If so or didn't please leave what the redbook price was year and type of car and what the offer/kms/who was..

Me:

2019
Subaru 2011 Wagon
90k km
redbook price: 10k
Trade in offer from Phil Gilbert Parammataa at 6.5k

Poll Options

  • 1
    Over the redbook price
  • 1
    Matched the redbook price (wihtin 10-20%)
  • 11
    Less than redbook price (20-40% off)
  • 4
    Offered a coffee for the car (>40% off)

Comments

  • +2

    Meh, Redbook don't buy and sell cars. It's purely used for monitoring stamp duty values. Dealers don't bother consulting it, we have access to sales figures.

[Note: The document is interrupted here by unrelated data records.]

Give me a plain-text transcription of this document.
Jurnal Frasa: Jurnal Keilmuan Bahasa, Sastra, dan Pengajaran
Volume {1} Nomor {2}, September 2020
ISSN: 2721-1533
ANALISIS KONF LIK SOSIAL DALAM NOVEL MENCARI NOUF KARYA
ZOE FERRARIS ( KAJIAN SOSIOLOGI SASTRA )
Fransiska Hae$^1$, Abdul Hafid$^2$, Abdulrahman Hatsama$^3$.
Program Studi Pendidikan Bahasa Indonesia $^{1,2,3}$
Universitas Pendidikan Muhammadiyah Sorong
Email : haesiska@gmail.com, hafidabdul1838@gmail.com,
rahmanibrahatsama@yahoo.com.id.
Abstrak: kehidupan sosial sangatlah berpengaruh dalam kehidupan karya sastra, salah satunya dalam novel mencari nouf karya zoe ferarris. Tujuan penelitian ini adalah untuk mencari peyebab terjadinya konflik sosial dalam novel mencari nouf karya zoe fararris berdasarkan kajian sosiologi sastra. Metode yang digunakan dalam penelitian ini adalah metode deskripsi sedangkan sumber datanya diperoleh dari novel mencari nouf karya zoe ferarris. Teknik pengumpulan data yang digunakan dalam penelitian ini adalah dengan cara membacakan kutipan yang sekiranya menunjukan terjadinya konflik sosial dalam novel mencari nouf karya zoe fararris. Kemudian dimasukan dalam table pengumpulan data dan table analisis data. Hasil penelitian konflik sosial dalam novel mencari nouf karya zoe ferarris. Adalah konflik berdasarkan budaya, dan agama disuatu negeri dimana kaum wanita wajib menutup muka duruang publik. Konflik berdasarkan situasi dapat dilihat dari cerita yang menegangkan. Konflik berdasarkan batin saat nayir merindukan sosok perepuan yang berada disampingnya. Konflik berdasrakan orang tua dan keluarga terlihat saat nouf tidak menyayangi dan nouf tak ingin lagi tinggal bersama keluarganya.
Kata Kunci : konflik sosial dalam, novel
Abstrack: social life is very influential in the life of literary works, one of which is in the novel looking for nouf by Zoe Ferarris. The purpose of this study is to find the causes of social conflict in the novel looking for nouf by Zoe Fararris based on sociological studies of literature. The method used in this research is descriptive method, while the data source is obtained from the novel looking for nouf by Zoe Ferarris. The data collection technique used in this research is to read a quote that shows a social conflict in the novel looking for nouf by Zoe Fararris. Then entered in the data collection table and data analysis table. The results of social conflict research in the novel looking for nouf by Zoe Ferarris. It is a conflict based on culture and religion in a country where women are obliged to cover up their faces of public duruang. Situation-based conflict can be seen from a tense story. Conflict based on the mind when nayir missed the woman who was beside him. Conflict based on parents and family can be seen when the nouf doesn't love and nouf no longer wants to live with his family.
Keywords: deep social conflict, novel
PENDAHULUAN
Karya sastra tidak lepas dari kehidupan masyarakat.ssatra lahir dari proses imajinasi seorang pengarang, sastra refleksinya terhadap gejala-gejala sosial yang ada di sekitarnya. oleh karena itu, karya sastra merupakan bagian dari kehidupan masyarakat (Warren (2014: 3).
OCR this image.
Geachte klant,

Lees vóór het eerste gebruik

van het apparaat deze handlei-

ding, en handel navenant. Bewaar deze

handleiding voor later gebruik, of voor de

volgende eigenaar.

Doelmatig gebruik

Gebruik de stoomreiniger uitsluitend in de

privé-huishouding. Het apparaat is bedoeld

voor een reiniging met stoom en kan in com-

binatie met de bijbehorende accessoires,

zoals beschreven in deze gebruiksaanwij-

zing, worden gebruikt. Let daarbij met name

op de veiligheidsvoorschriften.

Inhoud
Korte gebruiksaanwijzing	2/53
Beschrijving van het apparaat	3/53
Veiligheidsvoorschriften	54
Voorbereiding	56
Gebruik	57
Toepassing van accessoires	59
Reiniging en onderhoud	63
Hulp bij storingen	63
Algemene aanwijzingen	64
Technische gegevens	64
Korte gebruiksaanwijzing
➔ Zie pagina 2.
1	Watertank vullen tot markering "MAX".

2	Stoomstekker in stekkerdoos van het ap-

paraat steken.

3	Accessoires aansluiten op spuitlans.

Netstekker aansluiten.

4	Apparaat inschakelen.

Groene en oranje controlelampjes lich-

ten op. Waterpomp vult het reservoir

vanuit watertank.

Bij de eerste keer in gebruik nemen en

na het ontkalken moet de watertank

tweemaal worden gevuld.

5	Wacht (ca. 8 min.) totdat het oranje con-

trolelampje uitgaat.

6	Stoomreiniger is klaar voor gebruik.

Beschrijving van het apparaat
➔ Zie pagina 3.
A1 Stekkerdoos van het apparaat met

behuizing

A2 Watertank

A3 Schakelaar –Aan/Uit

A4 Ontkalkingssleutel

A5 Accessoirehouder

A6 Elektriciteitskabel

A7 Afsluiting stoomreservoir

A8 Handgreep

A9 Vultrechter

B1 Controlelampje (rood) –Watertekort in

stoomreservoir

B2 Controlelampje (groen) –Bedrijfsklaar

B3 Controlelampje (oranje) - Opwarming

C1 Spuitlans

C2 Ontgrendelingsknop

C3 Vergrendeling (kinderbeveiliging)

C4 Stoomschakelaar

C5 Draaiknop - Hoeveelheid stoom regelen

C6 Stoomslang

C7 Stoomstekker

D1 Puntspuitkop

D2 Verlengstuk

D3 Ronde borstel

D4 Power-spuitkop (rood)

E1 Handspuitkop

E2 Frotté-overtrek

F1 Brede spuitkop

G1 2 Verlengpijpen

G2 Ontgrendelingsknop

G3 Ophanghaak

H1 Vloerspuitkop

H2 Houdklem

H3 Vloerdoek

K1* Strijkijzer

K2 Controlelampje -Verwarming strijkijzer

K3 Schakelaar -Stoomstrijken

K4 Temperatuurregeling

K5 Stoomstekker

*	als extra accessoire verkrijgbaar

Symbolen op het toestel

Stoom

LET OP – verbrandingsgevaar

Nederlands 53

    And it all depends on what needs to be done to the car (tyres, servicing, panel repairs), and whether the salesperson intentionally low-balled (under-valued)

    • +2

      THIS.. SO MUCH THIS
      I used to work in the trade back a few years ago and the most common thing i heard when valuing a trade in was "red book says its worth this much"
      i would then show them private sale history and point out that their car sells for an average of $XXX and that the average listing time is XXX days/weeks/months
      trade value is so much more than what the car is worth, is the dealer keeping it or wholesaling it? will it sell? What repairs does it need to make it sellable? Is their any demand for them? and so on.

      Redbook is a private sellers enemy imho as it gives a false indication of a cars value even privately people tend not to get what RB says.

  • Exactly what spackbace says.

    Redbook is best used as a rough guideline. 10k might be the approximate you might get for it as a private sale, but as you can imagine dealerships have to make a cut.

  • Have sold a few cars - for private sales, Redbook is not too bad of an estimate of what you would get and gives you a reasonable indication of what a general ballpark price is if you don't know the market well. I've gotten around Redbook prices, or a bit above for a good example (low km's, well kept…etc.) but never anything ridiculous.

    Dealer trade-ins are different - whether you should choose to trade-in is a completely different matter, but you do have to accept getting less. Some people don't have time to prep their car for sale, host potential buyers, do test drives…etc. For an older car where the difference between the trade-in value and market value is small, I'd go trade-in.

  • Dealers on-sell trade-ins at market value ie Redbook prices. Since they need to make a profit, expect a lower price from dealers for trade-ins than selling it privately.

  • You only trade in to a dealer for convenience

  • Can be a difference between networked and independent dealer valuations too.